Queridos hermanos y hermanas, ¡buenos días!
El Evangelio de hoy, sexto domingo de Pascua, nos habla del Espíritu Santo, que Jesús llama Paráclito (cfr. Jn 14, 15-17). Paráclito es una palabra que proviene del griego, y que significa al mismo tiempo el que consuela y abogado. El Espíritu Santo nunca nos deja solos, está junto a nosotros, como un abogado que asiste al imputado estando a su lado. Y nos sugiere cómo defendernos de quien nos acusa. Recordemos que el gran acusador es siempre el diablo, que pone dentro de uno el deseo del pecado, los pecados, la maldad. Reflexionemos sobre estos dos aspectos: su cercanía y su ayuda contra quien nos acusa.
Su cercanía: el Espíritu Santo, dice Jesús, "permanece con vosotros y estará en vosotros" (cfr. v. 17). No nos abandona nunca. El Espíritu Santo quiere quedarse con nosotros: no es un huésped de paso que viene a hacernos una visita de cortesía.
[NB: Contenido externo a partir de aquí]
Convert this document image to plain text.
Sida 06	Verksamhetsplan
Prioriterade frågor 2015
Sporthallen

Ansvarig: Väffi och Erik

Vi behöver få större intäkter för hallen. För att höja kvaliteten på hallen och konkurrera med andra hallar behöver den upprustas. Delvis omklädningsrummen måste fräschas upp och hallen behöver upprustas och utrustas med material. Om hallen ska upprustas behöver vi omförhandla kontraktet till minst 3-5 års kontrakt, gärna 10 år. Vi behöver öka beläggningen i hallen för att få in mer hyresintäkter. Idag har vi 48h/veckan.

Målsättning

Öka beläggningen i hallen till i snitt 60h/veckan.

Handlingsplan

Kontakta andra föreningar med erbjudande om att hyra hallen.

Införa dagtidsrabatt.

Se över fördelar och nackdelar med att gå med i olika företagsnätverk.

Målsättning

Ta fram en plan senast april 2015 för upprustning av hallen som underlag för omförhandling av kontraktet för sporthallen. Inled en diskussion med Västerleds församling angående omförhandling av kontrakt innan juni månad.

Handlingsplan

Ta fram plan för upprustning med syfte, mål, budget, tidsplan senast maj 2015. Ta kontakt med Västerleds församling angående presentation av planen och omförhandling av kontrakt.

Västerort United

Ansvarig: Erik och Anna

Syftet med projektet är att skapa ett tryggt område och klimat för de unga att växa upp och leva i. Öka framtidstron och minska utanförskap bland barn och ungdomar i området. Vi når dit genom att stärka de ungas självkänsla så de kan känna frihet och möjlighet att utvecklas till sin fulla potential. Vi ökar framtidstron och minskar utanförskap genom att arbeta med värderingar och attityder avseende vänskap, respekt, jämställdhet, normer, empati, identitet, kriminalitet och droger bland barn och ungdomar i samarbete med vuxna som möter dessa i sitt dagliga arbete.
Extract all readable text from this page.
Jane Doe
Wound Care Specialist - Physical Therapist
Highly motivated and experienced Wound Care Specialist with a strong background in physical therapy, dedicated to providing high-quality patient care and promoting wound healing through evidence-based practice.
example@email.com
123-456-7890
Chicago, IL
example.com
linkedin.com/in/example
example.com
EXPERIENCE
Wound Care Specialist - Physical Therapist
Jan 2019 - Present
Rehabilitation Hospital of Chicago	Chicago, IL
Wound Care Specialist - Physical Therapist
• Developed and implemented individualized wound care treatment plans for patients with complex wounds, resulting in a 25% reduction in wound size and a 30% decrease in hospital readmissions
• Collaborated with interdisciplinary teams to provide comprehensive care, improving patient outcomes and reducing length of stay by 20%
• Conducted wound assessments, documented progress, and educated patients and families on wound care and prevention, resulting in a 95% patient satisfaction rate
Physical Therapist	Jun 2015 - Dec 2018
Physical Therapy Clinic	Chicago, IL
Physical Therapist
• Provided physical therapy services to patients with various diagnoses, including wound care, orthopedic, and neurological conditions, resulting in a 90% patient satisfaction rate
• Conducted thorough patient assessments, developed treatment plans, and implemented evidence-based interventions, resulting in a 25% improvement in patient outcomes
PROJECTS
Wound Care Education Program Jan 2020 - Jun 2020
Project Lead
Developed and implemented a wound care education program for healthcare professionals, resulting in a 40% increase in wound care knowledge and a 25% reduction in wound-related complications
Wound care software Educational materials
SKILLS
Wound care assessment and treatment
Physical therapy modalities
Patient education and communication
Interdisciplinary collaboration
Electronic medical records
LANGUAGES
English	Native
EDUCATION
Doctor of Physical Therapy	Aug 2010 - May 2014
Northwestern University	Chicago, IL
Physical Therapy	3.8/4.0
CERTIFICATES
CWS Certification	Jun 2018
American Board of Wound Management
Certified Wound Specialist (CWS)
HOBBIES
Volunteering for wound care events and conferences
Es un compañero de vida, una presencia estable, es Espíritu y desea morar en nuestro espíritu. Es paciente y está con nosotros también cuando caemos. Se queda porque nos ama de verdad, no finge querernos para luego dejarnos solos en medio de las dificultades. No, es leal, es transparente, es auténtico.
Es más, sin nos encontramos en una situación de prueba, el Espíritu Santo nos consuela, trayéndonos el perdón y la fuerza de Dios. Y cuando nos pone ante nuestros errores y nos corrige, lo hace con suavidad: en su voz, que habla al corazón, están siempre presentes el timbre de la ternura y el calor del amor. Cierto, el Espíritu Paráclito es exigente, porque es un verdadero amigo, fiel, que no esconde nada, que nos sugiere qué cambiar y cómo crecer. Pero cuando nos corrige jamás nos humilla y nunca infunde desánimo; por el contrario, nos transmite la certeza de que con Dios podemos lograrlo, siempre. Esta es su cercanía. ¡Es una hermosa certeza!
Segundo aspecto, el Espíritu Paráclito es nuestro abogado, nos defiende. Nos defiende de quien nos acusa: de nosotros mismos cuando no nos queremos y no nos perdonamos, llegando quizá incluso a decirnos que somos unos fracasados buenos para nada; del mundo, que descarta a quien no responde a sus esquemas y sus modelos; del diablo, que es el "acusador" por excelencia (cfr. Ap 12, 10) y el que divide, y que hace todo lo posible para que nos sintamos incapaces e infelices.
Ante todos estos pensamientos acusatorios, el Espíritu Santo nos sugiere cómo responder. ¿De qué modo? El Paráclito, dice Jesús, es Aquel que nos enseña y nos recuerda todo lo que Jesús nos ha dicho (cfr. Jn 14, 26). Él nos recuerda las palabras del Evangelio, y nos permite así responder al diablo acusador no con palabras nuestras, sino con las palabras mismas del Señor. Sobre todo, nos recuerda que Jesús hablaba siempre del Padre que está en los cielos, que nos lo ha dado a conocer y nos ha revelado su amor por nosotros, que somos sus hijos. Si invocamos al Espíritu, aprenderemos a acoger y recordar la realidad más importante de la vida. ¿Y cuál es esta realidad más importante de la vida? Que somos hijos amados de Dios. Somos hijos amados de Dios: esta es la realidad más importante, y el Espíritu Santo nos la recuerda.
Hermanos y hermanas, preguntémonos hoy: ¿Invocamos al Espíritu Santo, le rezamos con frecuencia? ¡No nos olvidemos de Él, que está junto a nosotros, es más, en nuestro interior! Y asimismo, ¿prestamos atención a su voz, tanto cuando nos anima como cuando nos corrige? ¿Respondemos con las palabras de Jesús a las acusaciones del mal, a los "tribunales" de la vida? ¿Nos acordamos de que somos hijos amados de Dios? Que María nos haga dóciles a la voz del Espíritu Santo y sensibles a su presencia.